As the foreclosure crisis continues, I'm sure we're going to see more reports like this one. With empty, foreclosed homes dotting Portland, people looking for a place to spend the night inside are doubtless going to continue taking up residence. It's not the same as a unified political movement—Unsettle Portland is helping people stay in foreclosed homes in the much different way—it's about survival which, ultimately, breaks the law and can frustrate neighbors.

The two groups, whose names and mugshots are here, were all charged with criminal trespass in the second degree for living in vacant homes.

One set of arrests took place February 9th, where police responded to a call about a burglary in process at a house on the 4900 block of North Minnesota. When the police called the property owner, he said no one was supposed to be in the house, so police arrested the two occupants with trespassing. Police report that inside the house they also found material "indicating links to the local Anarchist movement, as well as addresses of other local vacant houses, boxing and mixed martial arts sparring equipment, and literature about picking and defeating locks." I asked Police Spokesman Detective Pete Simpson to clarify was sort of Anarchist links were found and he replied that he does not have specifics, but believes the materials were flyers and artwork.

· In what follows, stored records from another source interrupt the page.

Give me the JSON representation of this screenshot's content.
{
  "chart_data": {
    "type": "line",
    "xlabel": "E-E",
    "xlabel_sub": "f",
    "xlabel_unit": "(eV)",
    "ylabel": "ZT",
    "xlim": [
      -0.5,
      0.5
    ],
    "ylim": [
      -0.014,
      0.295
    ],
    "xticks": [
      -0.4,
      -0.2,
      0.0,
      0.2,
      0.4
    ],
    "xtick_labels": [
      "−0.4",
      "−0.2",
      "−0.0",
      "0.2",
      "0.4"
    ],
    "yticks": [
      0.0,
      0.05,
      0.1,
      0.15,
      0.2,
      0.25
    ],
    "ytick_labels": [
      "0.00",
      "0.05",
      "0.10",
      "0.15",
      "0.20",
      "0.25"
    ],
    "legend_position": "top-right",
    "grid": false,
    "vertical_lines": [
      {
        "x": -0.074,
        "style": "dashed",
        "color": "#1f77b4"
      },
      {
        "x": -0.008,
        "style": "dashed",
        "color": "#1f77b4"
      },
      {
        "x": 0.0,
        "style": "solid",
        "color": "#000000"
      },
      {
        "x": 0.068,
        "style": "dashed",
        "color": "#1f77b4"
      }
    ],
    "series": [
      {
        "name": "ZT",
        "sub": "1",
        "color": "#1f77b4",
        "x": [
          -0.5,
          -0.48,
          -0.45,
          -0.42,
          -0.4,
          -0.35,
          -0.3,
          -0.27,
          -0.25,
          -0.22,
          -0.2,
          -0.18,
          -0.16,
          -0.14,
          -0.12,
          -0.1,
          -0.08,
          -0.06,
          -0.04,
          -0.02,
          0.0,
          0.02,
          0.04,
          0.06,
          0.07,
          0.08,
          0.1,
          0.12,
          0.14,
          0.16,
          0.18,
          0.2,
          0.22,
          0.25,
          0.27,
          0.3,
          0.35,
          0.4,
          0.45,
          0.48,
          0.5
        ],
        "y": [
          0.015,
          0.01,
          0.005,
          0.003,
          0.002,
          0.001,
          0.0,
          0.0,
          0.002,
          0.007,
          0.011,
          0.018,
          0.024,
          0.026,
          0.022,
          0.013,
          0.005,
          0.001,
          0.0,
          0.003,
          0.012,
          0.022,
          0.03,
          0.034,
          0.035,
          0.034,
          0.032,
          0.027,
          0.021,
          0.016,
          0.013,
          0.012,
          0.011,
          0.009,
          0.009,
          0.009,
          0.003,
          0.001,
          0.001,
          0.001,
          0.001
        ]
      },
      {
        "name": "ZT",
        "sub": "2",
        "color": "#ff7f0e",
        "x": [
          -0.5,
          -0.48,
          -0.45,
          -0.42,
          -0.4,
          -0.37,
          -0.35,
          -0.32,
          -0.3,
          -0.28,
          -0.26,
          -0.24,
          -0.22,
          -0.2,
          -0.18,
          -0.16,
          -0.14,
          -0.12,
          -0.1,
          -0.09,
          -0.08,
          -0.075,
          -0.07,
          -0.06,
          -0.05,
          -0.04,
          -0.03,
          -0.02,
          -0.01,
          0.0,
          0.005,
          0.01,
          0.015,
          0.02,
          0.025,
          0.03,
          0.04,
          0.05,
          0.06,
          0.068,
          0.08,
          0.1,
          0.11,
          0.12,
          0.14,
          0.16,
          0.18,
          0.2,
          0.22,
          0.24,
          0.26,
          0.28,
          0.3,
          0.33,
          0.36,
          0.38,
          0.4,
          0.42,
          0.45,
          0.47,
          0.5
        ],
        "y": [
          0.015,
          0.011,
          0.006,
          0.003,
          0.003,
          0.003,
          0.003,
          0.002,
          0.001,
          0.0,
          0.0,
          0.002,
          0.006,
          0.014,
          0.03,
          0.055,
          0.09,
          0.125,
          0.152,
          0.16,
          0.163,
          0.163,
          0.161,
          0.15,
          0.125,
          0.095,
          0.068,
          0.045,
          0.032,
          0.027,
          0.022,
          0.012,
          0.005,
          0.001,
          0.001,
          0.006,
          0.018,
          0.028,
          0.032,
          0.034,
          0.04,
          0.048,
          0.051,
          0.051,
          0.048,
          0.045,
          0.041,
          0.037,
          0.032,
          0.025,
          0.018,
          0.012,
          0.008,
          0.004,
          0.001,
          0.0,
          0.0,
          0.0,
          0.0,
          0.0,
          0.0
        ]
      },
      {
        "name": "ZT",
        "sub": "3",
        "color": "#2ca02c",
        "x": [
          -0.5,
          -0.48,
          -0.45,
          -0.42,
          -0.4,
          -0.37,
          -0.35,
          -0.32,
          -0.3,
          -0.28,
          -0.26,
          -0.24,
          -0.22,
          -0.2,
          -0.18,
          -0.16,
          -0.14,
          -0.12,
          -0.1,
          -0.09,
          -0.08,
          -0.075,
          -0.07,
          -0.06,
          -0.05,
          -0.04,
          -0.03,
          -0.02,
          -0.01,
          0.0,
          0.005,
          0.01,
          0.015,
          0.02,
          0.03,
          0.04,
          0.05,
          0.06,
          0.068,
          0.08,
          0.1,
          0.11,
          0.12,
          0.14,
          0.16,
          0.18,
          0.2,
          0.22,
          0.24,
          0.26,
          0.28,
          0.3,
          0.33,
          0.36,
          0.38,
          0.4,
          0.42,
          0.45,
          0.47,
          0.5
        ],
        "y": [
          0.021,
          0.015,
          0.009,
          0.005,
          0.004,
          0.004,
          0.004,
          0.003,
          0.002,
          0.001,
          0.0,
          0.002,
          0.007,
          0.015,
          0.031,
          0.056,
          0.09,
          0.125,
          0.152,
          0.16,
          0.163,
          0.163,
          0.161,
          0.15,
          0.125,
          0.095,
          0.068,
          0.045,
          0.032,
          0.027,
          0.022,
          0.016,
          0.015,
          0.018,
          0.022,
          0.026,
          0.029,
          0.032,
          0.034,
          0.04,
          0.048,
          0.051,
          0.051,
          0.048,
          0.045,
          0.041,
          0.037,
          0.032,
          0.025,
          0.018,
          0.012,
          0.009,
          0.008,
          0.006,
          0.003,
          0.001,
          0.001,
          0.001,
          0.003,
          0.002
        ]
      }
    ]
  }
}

In the second arrests, officers from the neighborhood response team and Multnomah County Deputy District Attorney Jim Hayden cleared a vacant house near NE 14th and Killingsworth of its three temporary inhabitants. Officers say they found this strange letter inside: "For the better part of 2011 the squatter community in Portland has been focused upon houses owned by an elderly bankrupt lady named [name withheld by Portland Police]. The idea was that we might have a better chance at survival if the landowner was, as our research could tell, a batty old lady and her bed ridden husband."

In November, police responding the neighbor complaints arrested two people for trespassing at a foreclosed home right nearby.